The most visible and immediately felt effect of such blockades is petrol pumps running dry and cooking gas stock running low. As of today, many schools have shut because students transport services have ground to a halt because of fuel non availability. Petrol in the black market is already skyrocketing, and has touched Rs. 250 a litre. Cooking gas too in the black market is being sold as high as Rs. 2200 a cylinder. Prices of other essential commodities too are shooting up, causing immense inconveniences for everybody, but especially for the poorer sections of the society. If things do not improve soon, it is predictable public anger will begin to rise. This is particularly because for a majority of the state’s population, the issue over which this blockade is being imposed is a pretty neutral and normal official matter, and therefore feel it grossly unfair for them to be subjected to all the hardships and provocations. Many of them do not even understand what there is to be objected to in the government’s move.
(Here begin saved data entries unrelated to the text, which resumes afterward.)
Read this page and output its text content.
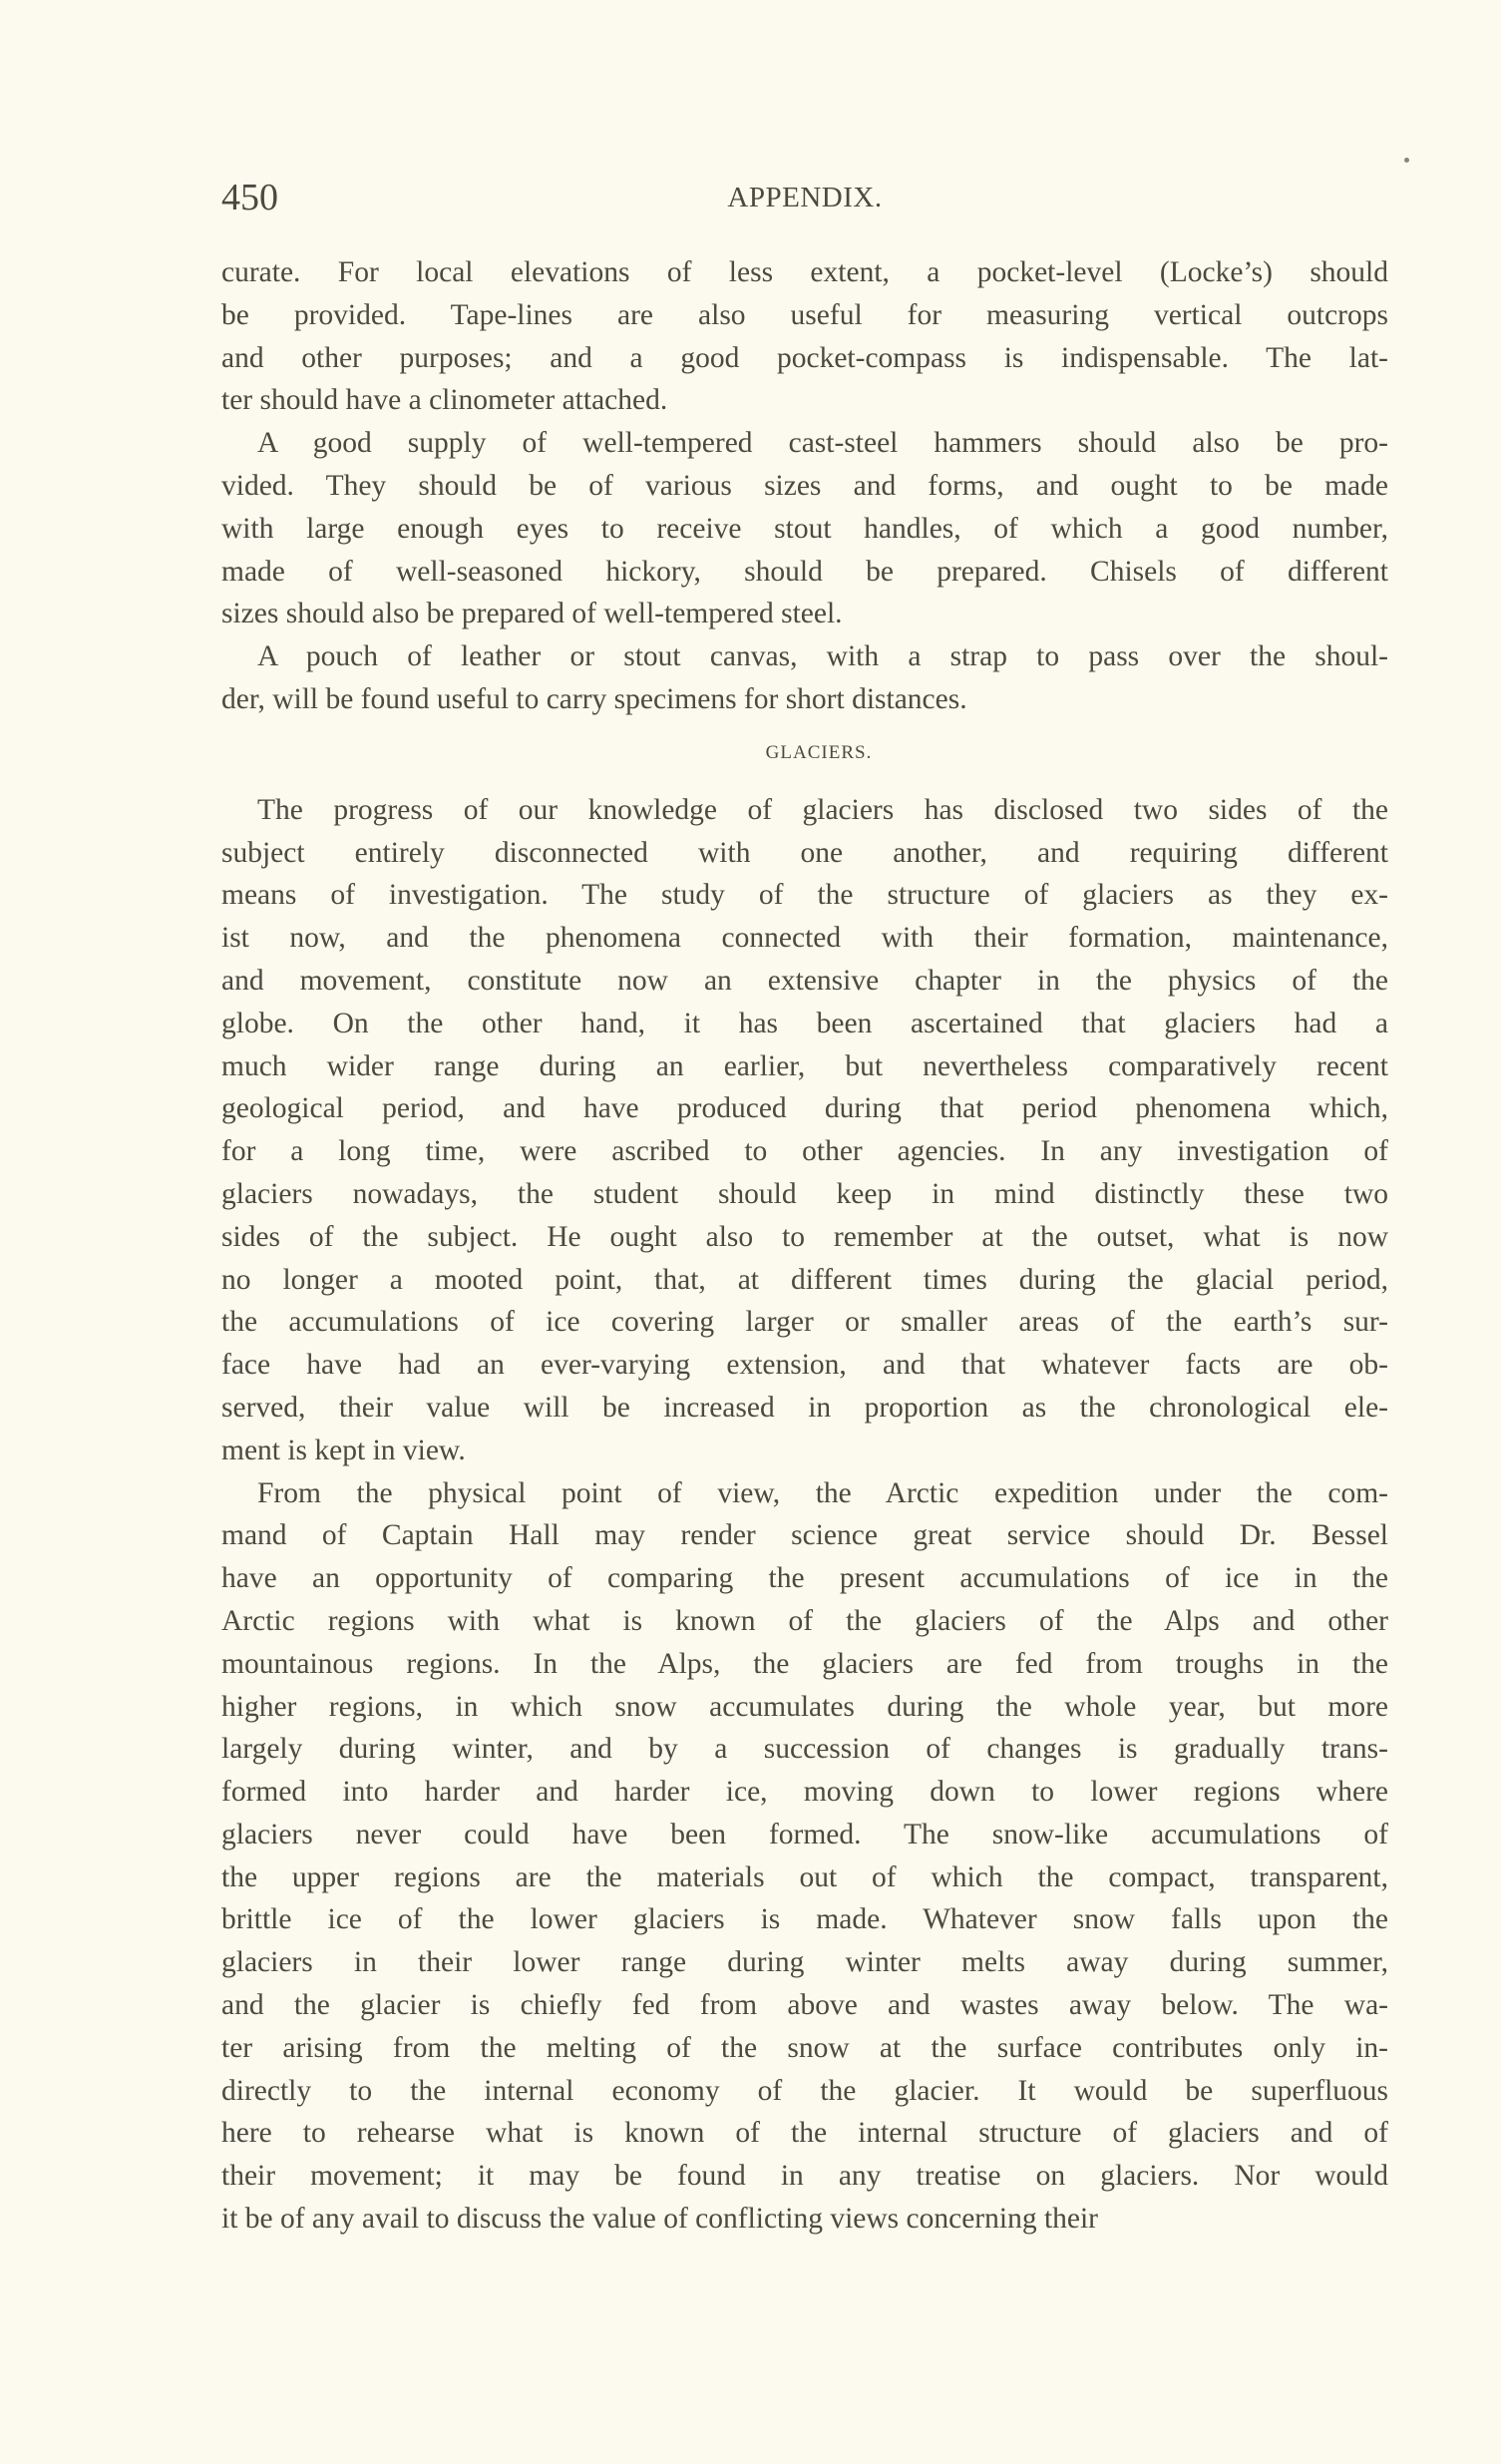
450	APPENDIX.
curate. For local elevations of less extent, a pocket-level (Locke’s) should
be provided. Tape-lines are also useful for measuring vertical outcrops
and other purposes; and a good pocket-compass is indispensable. The lat-
ter should have a clinometer attached.
A good supply of well-tempered cast-steel hammers should also be pro-
vided. They should be of various sizes and forms, and ought to be made
with large enough eyes to receive stout handles, of which a good number,
made of well-seasoned hickory, should be prepared. Chisels of different
sizes should also be prepared of well-tempered steel.
A pouch of leather or stout canvas, with a strap to pass over the shoul-
der, will be found useful to carry specimens for short distances.
GLACIERS.
The progress of our knowledge of glaciers has disclosed two sides of the
subject entirely disconnected with one another, and requiring different
means of investigation. The study of the structure of glaciers as they ex-
ist now, and the phenomena connected with their formation, maintenance,
and movement, constitute now an extensive chapter in the physics of the
globe. On the other hand, it has been ascertained that glaciers had a
much wider range during an earlier, but nevertheless comparatively recent
geological period, and have produced during that period phenomena which,
for a long time, were ascribed to other agencies. In any investigation of
glaciers nowadays, the student should keep in mind distinctly these two
sides of the subject. He ought also to remember at the outset, what is now
no longer a mooted point, that, at different times during the glacial period,
the accumulations of ice covering larger or smaller areas of the earth’s sur-
face have had an ever-varying extension, and that whatever facts are ob-
served, their value will be increased in proportion as the chronological ele-
ment is kept in view.
From the physical point of view, the Arctic expedition under the com-
mand of Captain Hall may render science great service should Dr. Bessel
have an opportunity of comparing the present accumulations of ice in the
Arctic regions with what is known of the glaciers of the Alps and other
mountainous regions. In the Alps, the glaciers are fed from troughs in the
higher regions, in which snow accumulates during the whole year, but more
largely during winter, and by a succession of changes is gradually trans-
formed into harder and harder ice, moving down to lower regions where
glaciers never could have been formed. The snow-like accumulations of
the upper regions are the materials out of which the compact, transparent,
brittle ice of the lower glaciers is made. Whatever snow falls upon the
glaciers in their lower range during winter melts away during summer,
and the glacier is chiefly fed from above and wastes away below. The wa-
ter arising from the melting of the snow at the surface contributes only in-
directly to the internal economy of the glacier. It would be superfluous
here to rehearse what is known of the internal structure of glaciers and of
their movement; it may be found in any treatise on glaciers. Nor would
it be of any avail to discuss the value of conflicting views concerning their
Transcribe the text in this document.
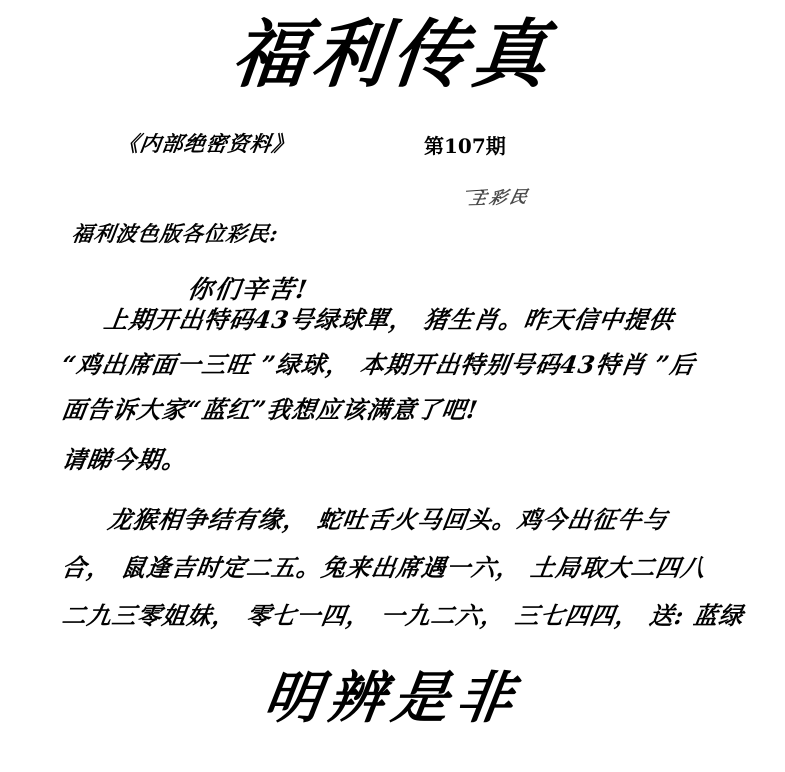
福利传真
《内部绝密资料》	第107期
主彩民
福利波色版各位彩民:
你们辛苦!
上期开出特码43号绿球單， 猪生肖。昨天信中提供
“鸡出席面一三旺 ”绿球， 本期开出特别号码43特肖 ”后
面告诉大家“蓝红”我想应该满意了吧!
请睇今期。
龙猴相争结有缘， 蛇吐舌火马回头。鸡今出征牛与
合， 鼠逢吉时定二五。兔来出席遇一六， 土局取大二四八
二九三零姐妹， 零七一四， 一九二六， 三七四四， 送: 蓝绿
明辨是非
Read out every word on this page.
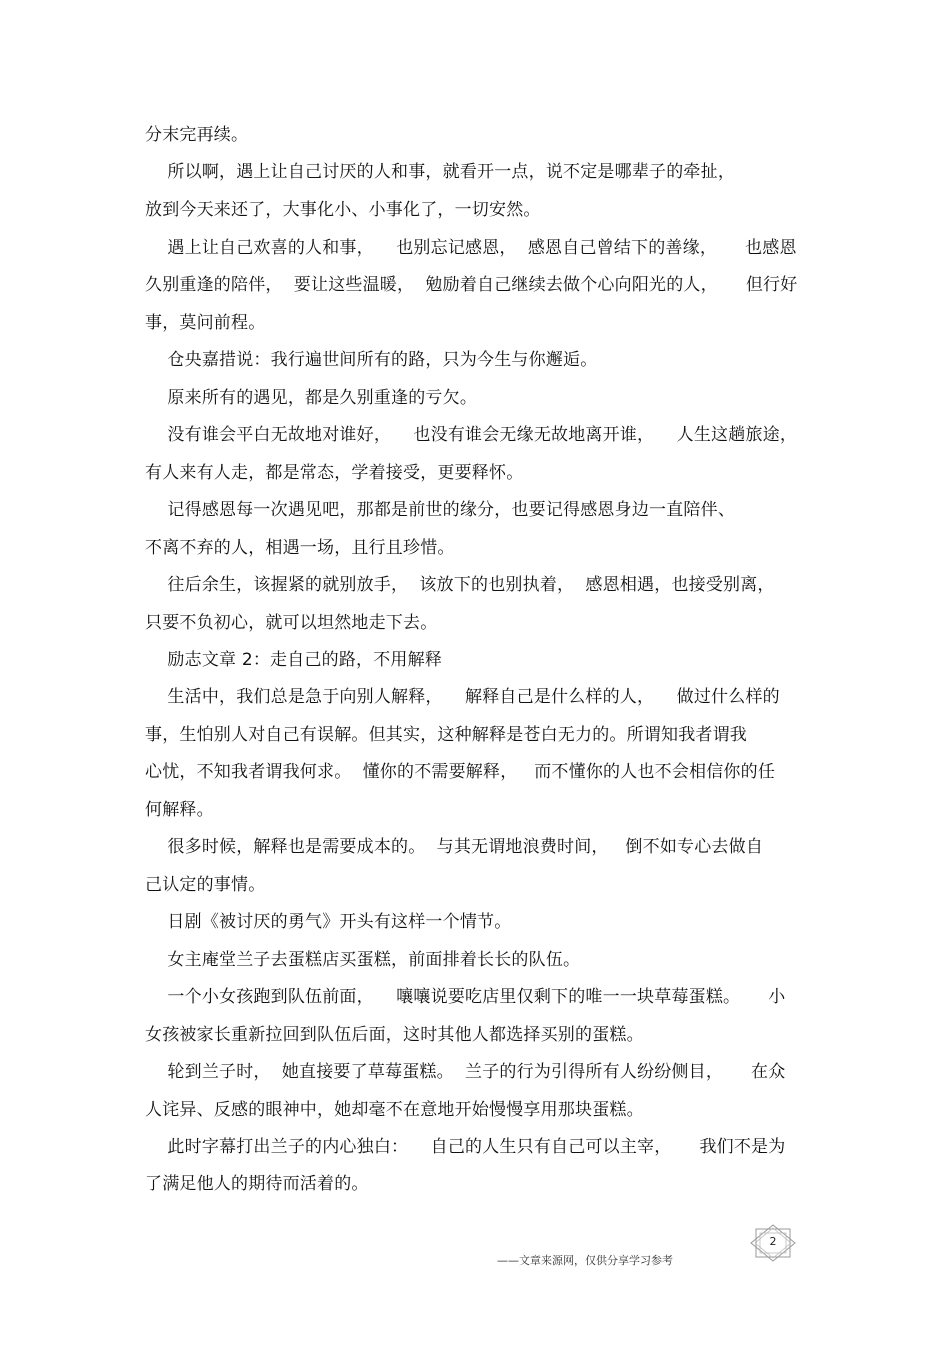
分末完再续。
所以啊，遇上让自己讨厌的人和事，就看开一点，说不定是哪辈子的牵扯，
放到今天来还了，大事化小、小事化了，一切安然。
遇上让自己欢喜的人和事，    也别忘记感恩，  感恩自己曾结下的善缘，     也感恩
久别重逢的陪伴，  要让这些温暖，  勉励着自己继续去做个心向阳光的人，     但行好
事，莫问前程。
仓央嘉措说：我行遍世间所有的路，只为今生与你邂逅。
原来所有的遇见，都是久别重逢的亏欠。
没有谁会平白无故地对谁好，    也没有谁会无缘无故地离开谁，    人生这趟旅途，
有人来有人走，都是常态，学着接受，更要释怀。
记得感恩每一次遇见吧，那都是前世的缘分，也要记得感恩身边一直陪伴、
不离不弃的人，相遇一场，且行且珍惜。
往后余生，该握紧的就别放手，  该放下的也别执着，  感恩相遇，也接受别离，
只要不负初心，就可以坦然地走下去。
励志文章 2：走自己的路，不用解释
生活中，我们总是急于向别人解释，    解释自己是什么样的人，    做过什么样的
事，生怕别人对自己有误解。但其实，这种解释是苍白无力的。所谓知我者谓我
心忧，不知我者谓我何求。  懂你的不需要解释，   而不懂你的人也不会相信你的任
何解释。
很多时候，解释也是需要成本的。  与其无谓地浪费时间，   倒不如专心去做自
己认定的事情。
日剧《被讨厌的勇气》开头有这样一个情节。
女主庵堂兰子去蛋糕店买蛋糕，前面排着长长的队伍。
一个小女孩跑到队伍前面，    嚷嚷说要吃店里仅剩下的唯一一块草莓蛋糕。     小
女孩被家长重新拉回到队伍后面，这时其他人都选择买别的蛋糕。
轮到兰子时，  她直接要了草莓蛋糕。  兰子的行为引得所有人纷纷侧目，     在众
人诧异、反感的眼神中，她却毫不在意地开始慢慢享用那块蛋糕。
此时字幕打出兰子的内心独白：    自己的人生只有自己可以主宰，     我们不是为
了满足他人的期待而活着的。
——文章来源网，仅供分享学习参考
2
It may be recalled, the current blockade called by the United Naga Council, UNC, is to protest the Manipur government’s plan to create two new revenue districts. Sadar Hills is to be upgraded to a full-fledged district from its present status as a sub-division of the Senapati district, and Jiribam would be also upgraded to a district from its status of as a sub-division of Imphal East district. Jiribam probably will have fewer issues to resolve, as it is only a small enclave in the Assam border. Jiribam is however clubbed with Imphal East because a majority of its population belongs to the non-reserved general category and would end up disenfranchised, besides complicating administration, if placed in the adjacent Tamenglong district which is a reserved district for scheduled tribes. The more problematic of the two is Sadar Hills. This is a large and important sub-division because it touches practically every other districts of the state both in the hills as well as the valley. It is so awkwardly large that some of its octopus-like arms are so distant from each other, and from the district headquarter at Senapati town and sub-division headquarter at Kangpokpi, that it is much easier for domiciles to access the district headquarters of other adjacent districts to get their official matters settled. The logic for upgrading this sub-division to a district is to address some of these administrative problems. The problem arises because these administrative divisions are interpreted not just as revenue districts for administrative convenience but in terms of homelands by the interested parties. Indeed, it is Manipur’s vexed identity politics at play again.
Something must be done to defuse and delink the matter from this brand of identity and homeland politics. Ideally these archaic politics should remain at one plane and the government’s administration at another, without each encroaching into the other’s sphere. Perhaps the government should facilitate the proponents of Sadar Hills upgradation to sit down and thrash out the issue with the UNC which is opposing the demand, and once they come to an agreement, the government can go ahead or stall the creation of the new district. Remember Sadar Hills proponents can also do what the UNC is doing, and have indeed done so in the past. Other than either of them, there are others in other districts, who though neutral to the issue, can also become angry and go out of control. In the meantime, the government must not allow the impression that the state administration has totally withered away. It must use its influence to end this entangle immediately.